Subito dopo, Angelo Izzo venne arrestato sul posto e Gianni Guido a casa mentre Andrea Ghira, evidentemente avvisato da qualcuno, riuscì a dileguarsi, scomparve nel nulla e restò nella lista dei super ricercati per trent’anni. Dalla latitanza scrisse ai suoi complici: «Non vedo l’ora di andare in Africa tutti insieme per spaccare il c…a qualche negretta».

 

Il processo fu un baraonda di slogan delle femministe, urla, insulti, minacce, sorrisi sfrontati degli imputati. Tre ergastoli che in seguito divennero trent’anni solo per Guido, dopo il risarcimento della famiglia di Rosaria. Durante al detenzione, Izzo e Guido evasero, furono ripresi, fecero qualche confessione e Izzo tentò di accreditarsi come collaboratore di giustizia. Sulla vicenda calò il silenzio ma era solo l’attesa di un nuovo colpo di scena.

 

Esattamente trent’anni dopo, nel 2005, il destino decise di chiudere i conti. Angelo Izzo, in semilibertà, tornò a uccidere due donne: Maria Carmela Luciano e la figlia quattordicenne Valentina Maiorano. Fu arrestato e condannato a un secondo ergastolo mentre, pochi mesi dopo, il cadavere di Andrea Ghira fu scoperto in una tomba di Melilla, nell’enclave spagnola del Marocco: si era arruolato della Legione Straniera ed era morto di overdose nel settembre del 1994. Il 30 dicembre del 2005 Donatella Colasanti morì di tumore a 47 anni. Gianni Guido, oggi, ha scontato la pena ed è un uomo libero.

 

Per raccontare una storia con tante implicazioni e tante sfaccettature Antonio e io abbiamo scelto la strada della fiction realistica, anche se la definizione può sembrare un ossimoro. Le tappe della storia sono ricostruite con esattezza, i nomi e le date sono volutamente cambiati e, ai protagonisti ispirati dalla realtà ne abbiamo aggiunti molti di pura fantasia, primi tra tutti il funzionario di polizia Fortunato Achei e il cronista di nera Sandro Corsi. Diviso in tre parti, il nostro romanzo descrive i protagonisti collocandoli nella temperie degli anni Settanta, racconta cosa avvenne in quella maledetta notte del 1975 basandosi tu testimonianze e carte processuali e conclude con il secondo, duplice omicidio di Izzo e le indagini che portarono alla scoperta della tomba di Ghira.
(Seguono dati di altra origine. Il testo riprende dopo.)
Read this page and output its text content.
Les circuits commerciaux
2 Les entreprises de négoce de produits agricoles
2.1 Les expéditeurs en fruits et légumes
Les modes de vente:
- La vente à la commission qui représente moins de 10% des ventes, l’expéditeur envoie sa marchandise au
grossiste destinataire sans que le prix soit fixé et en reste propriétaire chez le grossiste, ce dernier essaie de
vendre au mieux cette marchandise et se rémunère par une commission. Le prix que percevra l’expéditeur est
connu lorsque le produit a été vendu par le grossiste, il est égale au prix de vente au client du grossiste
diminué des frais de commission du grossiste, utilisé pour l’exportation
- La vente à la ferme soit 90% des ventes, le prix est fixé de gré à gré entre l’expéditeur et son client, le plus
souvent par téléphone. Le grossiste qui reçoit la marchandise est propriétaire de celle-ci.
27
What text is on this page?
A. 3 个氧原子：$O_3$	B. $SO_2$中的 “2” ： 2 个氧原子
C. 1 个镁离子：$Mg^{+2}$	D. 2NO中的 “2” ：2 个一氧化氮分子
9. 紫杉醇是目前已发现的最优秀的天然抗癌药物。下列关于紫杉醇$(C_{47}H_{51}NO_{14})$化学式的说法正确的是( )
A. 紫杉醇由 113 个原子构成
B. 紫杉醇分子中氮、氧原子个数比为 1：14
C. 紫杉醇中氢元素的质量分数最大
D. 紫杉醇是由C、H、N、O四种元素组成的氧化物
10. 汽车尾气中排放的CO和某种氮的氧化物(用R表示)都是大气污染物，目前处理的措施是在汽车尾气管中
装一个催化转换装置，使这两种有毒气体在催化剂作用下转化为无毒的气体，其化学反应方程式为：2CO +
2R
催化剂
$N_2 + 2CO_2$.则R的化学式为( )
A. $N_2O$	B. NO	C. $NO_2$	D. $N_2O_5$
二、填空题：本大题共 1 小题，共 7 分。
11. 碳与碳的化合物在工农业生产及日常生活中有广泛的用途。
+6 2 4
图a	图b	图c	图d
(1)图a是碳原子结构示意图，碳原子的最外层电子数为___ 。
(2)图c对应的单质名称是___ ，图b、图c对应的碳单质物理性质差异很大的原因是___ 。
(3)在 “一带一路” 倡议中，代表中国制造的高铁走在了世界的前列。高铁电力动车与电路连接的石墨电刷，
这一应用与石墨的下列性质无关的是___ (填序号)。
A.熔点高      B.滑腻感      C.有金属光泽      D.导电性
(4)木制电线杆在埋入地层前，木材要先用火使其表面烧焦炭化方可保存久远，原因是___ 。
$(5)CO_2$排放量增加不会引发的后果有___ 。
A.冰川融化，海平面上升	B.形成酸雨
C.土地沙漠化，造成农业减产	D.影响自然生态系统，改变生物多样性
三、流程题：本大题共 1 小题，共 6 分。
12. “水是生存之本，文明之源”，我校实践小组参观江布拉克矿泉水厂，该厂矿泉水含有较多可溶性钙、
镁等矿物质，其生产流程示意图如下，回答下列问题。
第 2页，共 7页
Come sempre, l’esperienza sul campo di Antonio Del Greco, ex investigatore di punta della Polizia di stato, ci permette di raccontare i veri meccanismi di un’inchiesta investigativa come se li stessimo guardando in diretta, tra intuizioni, delusioni, colpi di scena e entusiasmi che spesso sono destinati a smorzarsi. I rapporti tra sbirri e cronisti, a volte ostili, a volte diffidenti, spesso destinati a trasformarsi in un’autentica amicizia, sono un altro di quelli che consideriamo i punti forti della nostra produzione letteraria. Il giudizio definitivo, quello a cui ci rimettiamo sempre, spetta esclusivamente ai lettori.